Pacific island nation to join handful of countries operating from city whose status is at the core of the Israeli-Palestinian conflict.
Papua New Guinea (PNG) will open an embassy in Jerusalem next week during a visit by Prime Minister James Marape, according to a spokesperson for his office.
“Yes, that is correct,” the spokesperson told the Reuters news agency on Monday when asked whether the country was set to open the embassy and if Marape planned to visit Israel next week.
Papua New Guinea established diplomatic ties with Israel in 1978 and currently maintains a consulate near Tel Aviv, while Israel handles its relations with PNG through its embassy in Australia.
Israel’s Ministry of Foreign Affairs said in February that PNG would open its first embassy in the country sometime in 2023.
Citing unnamed sources, Israel’s Channel 14 earlier reported the inauguration of the embassy would take place on September 5. The Times of Israel cited an unnamed Israeli official saying the “details are not mistaken”.
Most countries with an official diplomatic presence in Israel maintain embassies in Tel Aviv.
The United States moved its embassy to the city in May 2018 a few months after then-President Donald Trump announced the US recognition of Jerusalem as Israel’s capital.

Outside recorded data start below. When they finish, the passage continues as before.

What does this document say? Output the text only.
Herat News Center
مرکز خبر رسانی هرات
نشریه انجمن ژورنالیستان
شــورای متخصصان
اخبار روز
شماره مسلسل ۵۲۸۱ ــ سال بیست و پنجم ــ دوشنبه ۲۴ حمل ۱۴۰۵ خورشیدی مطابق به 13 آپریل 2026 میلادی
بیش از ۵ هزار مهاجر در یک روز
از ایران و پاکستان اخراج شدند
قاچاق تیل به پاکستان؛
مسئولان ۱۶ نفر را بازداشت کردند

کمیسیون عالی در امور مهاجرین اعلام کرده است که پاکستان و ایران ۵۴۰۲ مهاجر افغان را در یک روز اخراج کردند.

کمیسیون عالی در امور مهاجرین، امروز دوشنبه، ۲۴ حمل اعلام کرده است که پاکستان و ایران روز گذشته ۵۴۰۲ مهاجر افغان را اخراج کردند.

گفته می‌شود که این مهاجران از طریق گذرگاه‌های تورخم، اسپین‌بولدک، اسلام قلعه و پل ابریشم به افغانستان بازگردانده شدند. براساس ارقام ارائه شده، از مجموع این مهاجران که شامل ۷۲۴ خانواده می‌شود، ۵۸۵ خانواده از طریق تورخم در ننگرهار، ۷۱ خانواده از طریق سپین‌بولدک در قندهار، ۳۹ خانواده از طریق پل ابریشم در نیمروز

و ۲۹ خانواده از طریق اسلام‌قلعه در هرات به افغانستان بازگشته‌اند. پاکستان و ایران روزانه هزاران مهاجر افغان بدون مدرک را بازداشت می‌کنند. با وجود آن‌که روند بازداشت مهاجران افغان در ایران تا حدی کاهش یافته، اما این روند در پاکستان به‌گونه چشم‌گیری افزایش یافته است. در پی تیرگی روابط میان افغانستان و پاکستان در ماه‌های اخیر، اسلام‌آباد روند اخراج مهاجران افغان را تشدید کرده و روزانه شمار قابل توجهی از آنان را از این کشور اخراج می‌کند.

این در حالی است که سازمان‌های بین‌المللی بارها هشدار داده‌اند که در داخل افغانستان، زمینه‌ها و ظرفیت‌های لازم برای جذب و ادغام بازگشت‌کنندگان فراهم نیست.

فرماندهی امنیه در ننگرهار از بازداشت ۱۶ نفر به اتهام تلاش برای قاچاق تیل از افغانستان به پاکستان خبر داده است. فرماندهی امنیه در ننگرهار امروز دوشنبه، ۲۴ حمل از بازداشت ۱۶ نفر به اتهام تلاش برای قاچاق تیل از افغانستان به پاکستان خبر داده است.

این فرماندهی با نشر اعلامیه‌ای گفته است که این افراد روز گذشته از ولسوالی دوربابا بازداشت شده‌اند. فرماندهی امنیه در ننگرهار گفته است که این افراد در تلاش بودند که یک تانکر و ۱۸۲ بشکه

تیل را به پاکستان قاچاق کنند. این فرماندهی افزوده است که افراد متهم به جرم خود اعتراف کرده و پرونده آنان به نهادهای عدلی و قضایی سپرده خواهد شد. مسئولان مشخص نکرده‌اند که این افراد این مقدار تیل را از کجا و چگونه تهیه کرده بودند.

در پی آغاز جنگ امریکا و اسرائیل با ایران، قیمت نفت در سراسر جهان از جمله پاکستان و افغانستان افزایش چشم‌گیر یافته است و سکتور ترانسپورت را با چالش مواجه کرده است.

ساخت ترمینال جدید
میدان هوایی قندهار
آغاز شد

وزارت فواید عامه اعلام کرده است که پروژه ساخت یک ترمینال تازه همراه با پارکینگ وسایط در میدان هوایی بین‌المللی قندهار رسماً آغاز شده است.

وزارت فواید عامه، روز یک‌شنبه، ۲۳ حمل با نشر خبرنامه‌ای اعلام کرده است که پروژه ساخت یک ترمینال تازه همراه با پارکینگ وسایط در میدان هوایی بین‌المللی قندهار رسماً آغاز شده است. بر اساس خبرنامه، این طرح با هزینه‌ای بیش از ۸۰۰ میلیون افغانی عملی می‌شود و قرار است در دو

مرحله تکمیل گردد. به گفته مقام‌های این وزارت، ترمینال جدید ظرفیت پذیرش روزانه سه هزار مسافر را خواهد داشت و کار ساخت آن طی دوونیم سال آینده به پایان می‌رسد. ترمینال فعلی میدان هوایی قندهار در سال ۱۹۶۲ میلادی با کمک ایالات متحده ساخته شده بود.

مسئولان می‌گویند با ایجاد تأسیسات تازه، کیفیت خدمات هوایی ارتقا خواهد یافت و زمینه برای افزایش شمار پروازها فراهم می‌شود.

Kosovo, Guatemala and Honduras also operate from Jerusalem.
Jerusalem remains at the heart of the decades-long Middle East conflict.
Israel captured the eastern part of the city in 1967 and annexed it in 1980 in violation of international law. The Palestinian Authority (PA) wants East Jerusalem to be the capital of a future Palestinian state, but Israeli leaders insist that the city should be the undivided capital of Israel.